|
Klub Samurai 4x4 Suzuki Samurai Forum 4x4. KLUB SAMURAI 4x4. Skorzystaj z szybkiej rejestracji i zacznij wymieniać się swoimi opiniami. |
 |
Zawieszenie, Mosty, Napędy, Blokady, Reduktory - wibracje przy jezdzie
albert - 2011-06-25, 22:38 Temat postu: wibracje przy jezdzie zauwazylem ostatnio ze auto wpada w wibracje przy około 70- 80 km/h. Co dziwne , wystarczy sie zatrzymac i jechac nawet 90 i nic , po czym to samo. Samochód wpada w wibracje kiedy chce, przy tej samej predkosci raz wpada a raz nie-jak wpadnie wtedy czuje jak kierownoca drzy i czuje jakby kola zaraz miały sie odkrecic
sugestie?
punix - 2011-06-25, 23:09
Ja mam podobnie, ale przy szybszym ruszaniu, najczęściej w granicach 30-40 - i wychodzi na to, że reduktor kończy żywot
Zwróć uwagę, czy przy tej prędkości wajcha reduktora nie ma ochoty się ulotnić
joj - 2011-06-25, 23:12
a krzyżaki wałów sprawdzałeś?
albert - 2011-06-26, 10:47
krzyzaki poszły na 1 rzut i wywazanie opon, nadal to samo.
co do reduktora- to moze byc i to. Wrzucenie na 2 naped powoduje lekkie zgrzytanie , wczoraj pojezdzilem troche w terenie i gdy wracalem juz aswaltem- amialem co jechac, bo na zlocik zrobilem wczoraj 240 km - wibracje byly bardzo dokuczliwe.Dziwne tylko ze raz sie pojawialy a raz nie. Łozyska mialem juz troche zmeczone,Wibracje pojawiaja sie nie wiadomo skad i telepie wtedy kierownica i kolami jakby hmmmmmmmm, wiecie zapalacie - a tu pali tylko np. na 1 gar- to takie trzesawisko Zatrzymywalem sie zeby zobaczyc czy cos nie tak-lukam -dobrze jest i jedzie jak bajka, po kilku km to samo
ot taki mój żywot
jechac samuraiem taki kawalek drogi tez nie pomaga bebenkom
co?????
loudner - 2011-06-26, 15:09
punix napisał/a: | Ja mam podobnie, ale przy szybszym ruszaniu, najczęściej w granicach 30-40 - i wychodzi na to, że reduktor kończy żywot
Zwróć uwagę, czy przy tej prędkości wajcha reduktora nie ma ochoty się ulotnić |
ja przy takich prędkościach to krzyżaki na wale przednim lub tylnym
albert napisał/a: | krzyzaki poszły na 1 rzut i wywazanie opon, nadal to samo.

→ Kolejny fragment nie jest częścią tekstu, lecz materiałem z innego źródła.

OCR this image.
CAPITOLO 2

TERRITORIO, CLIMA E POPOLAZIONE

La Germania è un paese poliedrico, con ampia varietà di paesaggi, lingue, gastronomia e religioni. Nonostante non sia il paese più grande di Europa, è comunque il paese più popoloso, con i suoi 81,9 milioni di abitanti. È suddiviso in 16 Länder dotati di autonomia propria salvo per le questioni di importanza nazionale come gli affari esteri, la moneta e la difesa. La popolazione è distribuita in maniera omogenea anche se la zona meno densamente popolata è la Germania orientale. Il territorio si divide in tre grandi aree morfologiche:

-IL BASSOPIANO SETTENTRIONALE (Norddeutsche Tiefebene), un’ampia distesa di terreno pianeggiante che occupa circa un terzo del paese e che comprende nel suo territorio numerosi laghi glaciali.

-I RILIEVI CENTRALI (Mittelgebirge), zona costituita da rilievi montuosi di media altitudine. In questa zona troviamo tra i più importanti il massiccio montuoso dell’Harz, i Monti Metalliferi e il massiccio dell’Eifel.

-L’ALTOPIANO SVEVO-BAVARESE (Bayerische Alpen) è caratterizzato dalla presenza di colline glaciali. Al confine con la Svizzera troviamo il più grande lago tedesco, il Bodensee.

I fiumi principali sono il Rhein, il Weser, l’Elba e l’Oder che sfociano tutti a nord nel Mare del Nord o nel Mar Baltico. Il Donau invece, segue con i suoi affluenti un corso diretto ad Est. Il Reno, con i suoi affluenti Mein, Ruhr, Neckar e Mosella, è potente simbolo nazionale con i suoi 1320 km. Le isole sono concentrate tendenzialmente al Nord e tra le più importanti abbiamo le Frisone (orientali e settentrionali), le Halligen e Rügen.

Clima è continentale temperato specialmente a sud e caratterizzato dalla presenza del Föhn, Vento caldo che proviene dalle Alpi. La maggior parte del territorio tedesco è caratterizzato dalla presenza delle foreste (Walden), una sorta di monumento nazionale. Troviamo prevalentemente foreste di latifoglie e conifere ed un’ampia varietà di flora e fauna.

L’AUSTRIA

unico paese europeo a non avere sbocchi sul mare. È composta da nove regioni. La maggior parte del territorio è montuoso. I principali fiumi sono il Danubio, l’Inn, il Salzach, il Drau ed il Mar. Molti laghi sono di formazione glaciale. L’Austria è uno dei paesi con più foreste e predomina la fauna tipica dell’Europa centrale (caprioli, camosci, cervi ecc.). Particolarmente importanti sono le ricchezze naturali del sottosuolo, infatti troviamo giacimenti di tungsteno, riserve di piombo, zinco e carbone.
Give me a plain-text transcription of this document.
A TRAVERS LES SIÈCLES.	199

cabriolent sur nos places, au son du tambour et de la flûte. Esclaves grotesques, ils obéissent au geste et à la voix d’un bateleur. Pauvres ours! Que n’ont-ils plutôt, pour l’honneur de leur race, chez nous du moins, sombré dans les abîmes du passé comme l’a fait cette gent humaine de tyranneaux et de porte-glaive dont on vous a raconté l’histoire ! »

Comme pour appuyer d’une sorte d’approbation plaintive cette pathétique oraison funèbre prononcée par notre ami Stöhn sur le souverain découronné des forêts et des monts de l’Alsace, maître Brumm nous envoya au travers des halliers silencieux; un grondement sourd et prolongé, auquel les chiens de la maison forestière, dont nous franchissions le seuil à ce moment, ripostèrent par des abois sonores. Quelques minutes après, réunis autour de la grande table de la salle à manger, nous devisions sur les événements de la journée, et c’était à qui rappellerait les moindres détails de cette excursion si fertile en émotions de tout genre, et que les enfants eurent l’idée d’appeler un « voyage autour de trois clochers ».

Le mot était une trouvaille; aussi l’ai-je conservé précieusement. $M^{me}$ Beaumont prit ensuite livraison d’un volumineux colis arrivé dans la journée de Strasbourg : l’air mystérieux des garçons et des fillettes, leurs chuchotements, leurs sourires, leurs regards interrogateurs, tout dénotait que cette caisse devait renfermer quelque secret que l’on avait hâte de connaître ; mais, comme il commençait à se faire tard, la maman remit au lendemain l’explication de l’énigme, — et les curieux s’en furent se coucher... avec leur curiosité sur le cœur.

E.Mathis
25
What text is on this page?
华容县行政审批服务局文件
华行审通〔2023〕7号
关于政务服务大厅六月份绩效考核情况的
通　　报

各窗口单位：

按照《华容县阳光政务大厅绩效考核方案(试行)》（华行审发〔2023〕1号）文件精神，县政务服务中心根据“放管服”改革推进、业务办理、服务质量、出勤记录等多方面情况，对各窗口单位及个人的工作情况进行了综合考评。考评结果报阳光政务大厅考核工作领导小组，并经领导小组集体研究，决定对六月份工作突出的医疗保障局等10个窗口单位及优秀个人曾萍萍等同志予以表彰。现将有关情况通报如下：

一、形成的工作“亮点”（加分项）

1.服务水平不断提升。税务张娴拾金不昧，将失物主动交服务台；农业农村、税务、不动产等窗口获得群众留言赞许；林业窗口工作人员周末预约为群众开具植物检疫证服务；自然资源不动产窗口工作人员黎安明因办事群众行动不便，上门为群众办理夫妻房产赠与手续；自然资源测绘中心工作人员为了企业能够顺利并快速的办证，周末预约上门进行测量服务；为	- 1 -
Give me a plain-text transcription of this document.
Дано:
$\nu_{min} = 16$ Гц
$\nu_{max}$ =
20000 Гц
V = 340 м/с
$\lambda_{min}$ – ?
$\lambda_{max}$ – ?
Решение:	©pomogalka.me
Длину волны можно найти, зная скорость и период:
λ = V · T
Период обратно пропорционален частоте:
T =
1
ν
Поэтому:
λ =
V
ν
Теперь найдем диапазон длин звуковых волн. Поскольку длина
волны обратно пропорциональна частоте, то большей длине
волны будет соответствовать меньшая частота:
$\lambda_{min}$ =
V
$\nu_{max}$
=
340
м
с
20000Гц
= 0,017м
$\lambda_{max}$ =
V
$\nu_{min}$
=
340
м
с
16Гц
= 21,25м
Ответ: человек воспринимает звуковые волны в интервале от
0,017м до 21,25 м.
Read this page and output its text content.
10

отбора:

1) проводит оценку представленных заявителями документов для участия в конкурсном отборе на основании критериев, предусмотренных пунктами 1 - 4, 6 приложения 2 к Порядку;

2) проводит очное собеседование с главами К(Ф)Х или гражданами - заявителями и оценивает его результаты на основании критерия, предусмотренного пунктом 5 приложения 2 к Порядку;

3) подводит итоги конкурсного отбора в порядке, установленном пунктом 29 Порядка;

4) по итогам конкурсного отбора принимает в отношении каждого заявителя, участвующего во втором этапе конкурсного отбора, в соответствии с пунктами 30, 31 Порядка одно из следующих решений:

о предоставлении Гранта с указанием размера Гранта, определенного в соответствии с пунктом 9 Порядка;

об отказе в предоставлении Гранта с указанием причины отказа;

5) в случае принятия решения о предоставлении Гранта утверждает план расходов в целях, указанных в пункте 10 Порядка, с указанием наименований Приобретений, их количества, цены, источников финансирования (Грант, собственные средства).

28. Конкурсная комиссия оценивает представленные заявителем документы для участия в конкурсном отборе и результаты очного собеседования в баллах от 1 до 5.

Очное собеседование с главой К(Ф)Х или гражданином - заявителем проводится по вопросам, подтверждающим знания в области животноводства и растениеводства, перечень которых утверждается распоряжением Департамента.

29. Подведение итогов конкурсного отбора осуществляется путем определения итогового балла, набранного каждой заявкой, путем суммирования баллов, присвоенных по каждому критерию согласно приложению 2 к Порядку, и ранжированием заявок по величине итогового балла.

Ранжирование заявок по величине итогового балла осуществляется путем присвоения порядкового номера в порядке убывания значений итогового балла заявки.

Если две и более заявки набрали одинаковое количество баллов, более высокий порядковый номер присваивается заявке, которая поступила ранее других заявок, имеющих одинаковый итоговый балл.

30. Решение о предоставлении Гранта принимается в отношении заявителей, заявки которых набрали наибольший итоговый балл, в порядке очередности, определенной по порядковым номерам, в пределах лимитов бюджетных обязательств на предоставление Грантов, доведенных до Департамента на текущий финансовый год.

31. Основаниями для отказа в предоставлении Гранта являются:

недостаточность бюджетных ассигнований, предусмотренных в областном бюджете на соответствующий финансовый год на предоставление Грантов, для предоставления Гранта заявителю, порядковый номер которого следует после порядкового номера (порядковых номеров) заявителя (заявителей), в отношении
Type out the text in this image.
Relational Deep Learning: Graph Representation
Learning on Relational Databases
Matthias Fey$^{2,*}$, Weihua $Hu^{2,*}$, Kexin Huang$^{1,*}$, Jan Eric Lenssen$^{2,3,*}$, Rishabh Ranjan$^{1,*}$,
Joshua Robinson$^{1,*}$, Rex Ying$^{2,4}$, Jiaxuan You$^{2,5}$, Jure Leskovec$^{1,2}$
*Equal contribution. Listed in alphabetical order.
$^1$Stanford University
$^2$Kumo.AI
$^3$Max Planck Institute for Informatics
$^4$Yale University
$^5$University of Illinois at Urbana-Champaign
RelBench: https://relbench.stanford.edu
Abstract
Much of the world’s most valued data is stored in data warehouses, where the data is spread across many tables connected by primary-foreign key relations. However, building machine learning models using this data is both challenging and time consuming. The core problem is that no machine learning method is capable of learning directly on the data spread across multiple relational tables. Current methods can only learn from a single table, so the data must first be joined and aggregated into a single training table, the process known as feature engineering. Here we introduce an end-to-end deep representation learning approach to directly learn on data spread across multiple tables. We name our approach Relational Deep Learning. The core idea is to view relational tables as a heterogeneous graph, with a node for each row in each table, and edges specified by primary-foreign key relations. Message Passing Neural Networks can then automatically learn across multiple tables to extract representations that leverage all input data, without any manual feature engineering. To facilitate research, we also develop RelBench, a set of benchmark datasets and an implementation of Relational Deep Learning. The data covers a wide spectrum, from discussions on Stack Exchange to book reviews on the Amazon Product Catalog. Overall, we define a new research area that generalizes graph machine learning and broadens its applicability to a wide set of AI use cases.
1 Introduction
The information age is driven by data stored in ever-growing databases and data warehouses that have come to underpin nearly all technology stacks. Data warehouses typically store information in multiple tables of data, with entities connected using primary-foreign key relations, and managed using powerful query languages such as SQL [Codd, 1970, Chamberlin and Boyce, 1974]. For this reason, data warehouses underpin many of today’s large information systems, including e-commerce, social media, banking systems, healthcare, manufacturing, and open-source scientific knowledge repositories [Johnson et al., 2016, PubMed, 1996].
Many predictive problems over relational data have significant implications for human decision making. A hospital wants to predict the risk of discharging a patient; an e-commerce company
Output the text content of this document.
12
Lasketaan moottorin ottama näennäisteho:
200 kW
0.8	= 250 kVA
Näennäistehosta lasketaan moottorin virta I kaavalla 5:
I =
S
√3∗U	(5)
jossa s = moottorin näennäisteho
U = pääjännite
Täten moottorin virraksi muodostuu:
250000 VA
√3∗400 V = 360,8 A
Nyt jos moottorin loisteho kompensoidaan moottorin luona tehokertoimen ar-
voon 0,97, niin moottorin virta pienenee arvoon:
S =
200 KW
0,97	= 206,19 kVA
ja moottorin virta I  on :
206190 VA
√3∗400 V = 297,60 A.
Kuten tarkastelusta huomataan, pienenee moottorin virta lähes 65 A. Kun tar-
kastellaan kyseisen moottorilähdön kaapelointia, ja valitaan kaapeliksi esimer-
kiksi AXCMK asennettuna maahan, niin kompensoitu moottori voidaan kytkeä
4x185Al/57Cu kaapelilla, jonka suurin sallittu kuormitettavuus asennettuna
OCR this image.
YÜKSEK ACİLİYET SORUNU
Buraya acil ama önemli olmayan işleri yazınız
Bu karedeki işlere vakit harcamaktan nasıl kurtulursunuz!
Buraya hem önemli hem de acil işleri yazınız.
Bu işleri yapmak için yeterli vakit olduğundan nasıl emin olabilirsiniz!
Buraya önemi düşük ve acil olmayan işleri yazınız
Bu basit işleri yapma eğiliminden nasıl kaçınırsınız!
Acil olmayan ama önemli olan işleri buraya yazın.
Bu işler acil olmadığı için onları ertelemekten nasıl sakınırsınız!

co do reduktora- to moze byc i to. Wrzucenie na 2 naped powoduje lekkie zgrzytanie , wczoraj pojezdzilem troche w terenie i gdy wracalem juz aswaltem- amialem co jechac, bo na zlocik zrobilem wczoraj 240 km - wibracje byly bardzo dokuczliwe.Dziwne tylko ze raz sie pojawialy a raz nie. Łozyska mialem juz troche zmeczone,Wibracje pojawiaja sie nie wiadomo skad i telepie wtedy kierownica i kolami jakby hmmmmmmmm, wiecie zapalacie - a tu pali tylko np. na 1 gar- to takie trzesawisko Zatrzymywalem sie zeby zobaczyc czy cos nie tak-lukam -dobrze jest i jedzie jak bajka, po kilku km to samo
ot taki mój żywot
jechac samuraiem taki kawalek drogi tez nie pomaga bebenkom
co????? |
spr sprzegiełka w kołach czy sprężyny sa całe i sie nie załączają jak chcą. Możesz mieć luzy na łożyskach w kołach lub też na wałku atakującym. Rozumiem że krzyżaki spr?
punix - 2011-06-26, 20:42
loudner napisał/a: | punix napisał/a: | Ja mam podobnie, ale przy szybszym ruszaniu, najczęściej w granicach 30-40 - i wychodzi na to, że reduktor kończy żywot
Zwróć uwagę, czy przy tej prędkości wajcha reduktora nie ma ochoty się ulotnić |
ja przy takich prędkościach to krzyżaki na wale przednim lub tylnym
|
Też tak myślałem - tyny wał zero luzu, środkowy to samo. Wymieniłem krzyżaki w przednim, ale nie pomogło
albert - 2011-06-26, 23:17
krzyzaki sprawne, sprzegielka tez-jutro sprawdze łożyska i wal na wieloklinie
loudner - 2011-06-27, 00:24
albert napisał/a: | krzyzaki sprawne, sprzegielka tez-jutro sprawdze łożyska i wal na wieloklinie |
często właśnie wal na wieloklinie sie wyrabia i to powoduje wibracje
albert - 2011-06-27, 15:49
rozumiem ze wal na wieloklinie moze halasowac, ale halas jest jak jade na czarnym przy nie zapietym przodzie, a w terenie tyle halasów ze trudno wylapac zwlaszcza ze nie jezdzi sie z taka predkoscia. Dzisiaj wyciagam waly - wrzucam smar i musowo gume oslonkowa. Co do halasu-jeszcze nie wiem, walka trwa...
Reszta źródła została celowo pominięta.